SAN DIEGO — Fabulous Inns of America, embroiled in yet another internal controversy, late Friday was denied a temporary restraining order to prevent the company's largest shareholder from accumulating additional stock.
As a result, Chula Vista investor Frank Ferreira, who claims to own about 30% of the Mission Valley hotel company's stock, can now purchase additional shares, if he chooses.
San Diego Superior Court Judge Douglas Woodworth refused to grant management's request that Ferreira not add to his holdings. A request for a preliminary injunction on Ferreira's ability to acquire more stock will be heard Sept. 29. The injunction is part of the company's lawsuit, filed Thursday, against Ferreira, accusing him of insider trading and of improperly trying to take control of the company.
Meanwhile, the state 4th District Court of Appeal on Friday turned down Ferreira's bid to reimpose a previous injunction that limited Fabulous Inns management's ability to spend corporate funds.
Ferreira had sought an emergency ruling to reinstate the injunction, which was lifted last month after an out-of-court settlement between current executives and an ousted management group.

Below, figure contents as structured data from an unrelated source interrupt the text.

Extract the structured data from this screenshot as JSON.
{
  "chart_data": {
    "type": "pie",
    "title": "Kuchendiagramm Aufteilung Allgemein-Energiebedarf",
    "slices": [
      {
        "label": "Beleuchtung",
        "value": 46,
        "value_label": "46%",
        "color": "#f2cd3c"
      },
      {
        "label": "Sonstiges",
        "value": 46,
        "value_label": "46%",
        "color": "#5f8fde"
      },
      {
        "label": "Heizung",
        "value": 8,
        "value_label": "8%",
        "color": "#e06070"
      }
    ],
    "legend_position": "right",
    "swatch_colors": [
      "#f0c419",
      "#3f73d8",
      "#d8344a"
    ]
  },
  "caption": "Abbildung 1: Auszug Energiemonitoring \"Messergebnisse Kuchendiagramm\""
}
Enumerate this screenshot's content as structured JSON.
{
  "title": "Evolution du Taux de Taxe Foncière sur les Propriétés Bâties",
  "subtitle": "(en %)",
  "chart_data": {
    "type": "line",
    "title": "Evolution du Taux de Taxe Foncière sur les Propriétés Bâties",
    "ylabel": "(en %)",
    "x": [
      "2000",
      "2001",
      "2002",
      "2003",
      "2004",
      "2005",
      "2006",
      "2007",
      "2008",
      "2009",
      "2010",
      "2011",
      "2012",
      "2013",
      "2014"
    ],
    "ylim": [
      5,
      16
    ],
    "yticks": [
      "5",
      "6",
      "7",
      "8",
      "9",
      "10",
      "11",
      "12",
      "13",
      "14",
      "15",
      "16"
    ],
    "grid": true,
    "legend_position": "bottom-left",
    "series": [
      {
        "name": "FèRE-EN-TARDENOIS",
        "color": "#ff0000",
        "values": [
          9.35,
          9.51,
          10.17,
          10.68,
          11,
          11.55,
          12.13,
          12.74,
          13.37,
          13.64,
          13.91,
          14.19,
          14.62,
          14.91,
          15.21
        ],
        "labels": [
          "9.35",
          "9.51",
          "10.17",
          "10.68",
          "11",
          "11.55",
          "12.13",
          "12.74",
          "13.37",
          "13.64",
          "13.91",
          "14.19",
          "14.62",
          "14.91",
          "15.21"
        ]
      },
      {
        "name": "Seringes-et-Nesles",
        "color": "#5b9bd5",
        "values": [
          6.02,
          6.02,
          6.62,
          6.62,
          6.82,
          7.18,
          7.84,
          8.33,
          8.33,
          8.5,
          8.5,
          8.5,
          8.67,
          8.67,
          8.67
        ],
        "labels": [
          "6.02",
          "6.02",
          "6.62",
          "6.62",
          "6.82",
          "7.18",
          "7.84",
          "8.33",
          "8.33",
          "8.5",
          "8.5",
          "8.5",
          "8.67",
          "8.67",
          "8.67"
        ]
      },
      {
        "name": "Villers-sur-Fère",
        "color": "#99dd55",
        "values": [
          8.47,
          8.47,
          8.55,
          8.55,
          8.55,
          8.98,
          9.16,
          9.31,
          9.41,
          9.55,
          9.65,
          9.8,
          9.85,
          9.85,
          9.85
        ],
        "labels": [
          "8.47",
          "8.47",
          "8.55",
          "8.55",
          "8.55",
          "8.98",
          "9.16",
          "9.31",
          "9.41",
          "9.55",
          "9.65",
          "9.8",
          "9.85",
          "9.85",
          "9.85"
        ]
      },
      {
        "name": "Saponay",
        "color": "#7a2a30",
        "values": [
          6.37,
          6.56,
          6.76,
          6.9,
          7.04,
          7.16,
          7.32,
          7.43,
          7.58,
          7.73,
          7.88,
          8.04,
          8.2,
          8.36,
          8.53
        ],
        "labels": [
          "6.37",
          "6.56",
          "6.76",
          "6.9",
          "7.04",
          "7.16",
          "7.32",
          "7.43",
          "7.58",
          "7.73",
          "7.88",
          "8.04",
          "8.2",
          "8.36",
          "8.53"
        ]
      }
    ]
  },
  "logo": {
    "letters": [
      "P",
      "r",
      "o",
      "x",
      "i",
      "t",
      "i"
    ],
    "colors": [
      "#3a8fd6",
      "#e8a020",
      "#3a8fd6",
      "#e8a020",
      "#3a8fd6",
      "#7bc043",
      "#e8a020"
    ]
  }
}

Ferreira, a plaintiff with current management against the ousted group in the two-year legal tug-of-war, objected to the settlement and refused to sign it. San Diego Superior Court Judge G. Dennis Adams approved the settlement anyway, and Ferreira has taken his protest to the appellate court.
Ferreira's appeal will be heard Wednesday.
Last month, Ferreira was incorrectly quoted by The Times as saying that the ousted group admitted in the settlement agreement to "several million dollars in damages." Only some of the ousted group admitted to the damages, according to Ferreira. The exact terms of the settlement agreement are under court-ordered seal.
Ferreira's split with current management--led by former dissidents Jeff Krinsk, now chairman, and David Yardley, now Fabulous Inns president--could well continue.
Management has accused Ferreira of buying stock "off-market" and of trying to obtain "absolute control" of the company.